Touchscreen MacBook Ultra won’t pack Apple M6 processors
Persistent rumors indicate that Apple is preparing its first touchscreen MacBook, marking a dramatic reversal after years of insisting that touch input does not belong on Macs. Reports indicate the macOS notebook could feature an OLED display and a thinner design. Adding a touchscreen supposedly won’t affect its traditional clamshell form factor.
Despite expectations of this being an ultrapremium product, it’ll reportedly not be the debut of Apple’s M6 Pro and M6 Max processors.
“Apple Inc.’s first-ever touch-screen laptop will rely on the company’s current high-end M5 chips, rather than next-generation silicon,” Bloomberg‘s Mark Gurman reported on Friday.
M6 Pro and M6 Max chips won’t exist?!
The high-end MacBook Pro variants that launched earlier this year use either an M5 Pro or M5 Max processor. It has been assumed the touchscreen MacBook Ultra would make the jump to the M6 Pro or M6 Max. Apparently not.
Bloomberg reported on Thursday that Apple plans to skip the M6 Pro and M6 Max processors entirely, instead accelerating development of more AI-focused M7 Pro and M7 Max for release in 2027. That unusual strategy would leave the M5 Pro and M5 Max as the company’s flagship notebook processors for a longer period than previous generations.
So if the M6 Pro and M6 Max got the axe, obviously they can’t go into the MacBook Ultra.
Whether sticking with the M5 Pro and M5 Max for more than another year will depress sales of the first touchscreen-enabled MacBook remains to be seen.
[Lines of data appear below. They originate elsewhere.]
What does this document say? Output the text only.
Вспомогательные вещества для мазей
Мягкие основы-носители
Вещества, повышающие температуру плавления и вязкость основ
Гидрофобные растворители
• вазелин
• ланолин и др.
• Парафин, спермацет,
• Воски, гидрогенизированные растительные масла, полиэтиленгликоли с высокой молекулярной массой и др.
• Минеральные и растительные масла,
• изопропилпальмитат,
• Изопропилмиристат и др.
If the Bloomberg report is correct, it won’t face competition from faster MacBook Pro models, as Apple’s other high-end notebooks will also run the M5 family.
And Apple is allegedly working on a follow-up model with those aforementioned M7 Pro and M7 Max processors.
More about the touchscreen MacBook Ultra
Apple is allarently making significant changes to macOS to enable touchscreen support for the MacBook Ultra and its eventual follow-ups.
And touch apparently won’t be its only new feature. The rumored addition of OLED technology should bring deeper blacks, improved contrast and better power efficiency compared with today’s mini-LED MacBook Pro displays.
This will become the new ultra-premium macOS notebook, so the touchscreen MacBook is expected to carry a price tag above today’s MacBook Pro lineup. Even after that took a jump up this week.
As for timing, at this point, all Gurman’s sources can tell him is that the touchscreen MacBook “will arrive between late this year and early next year.”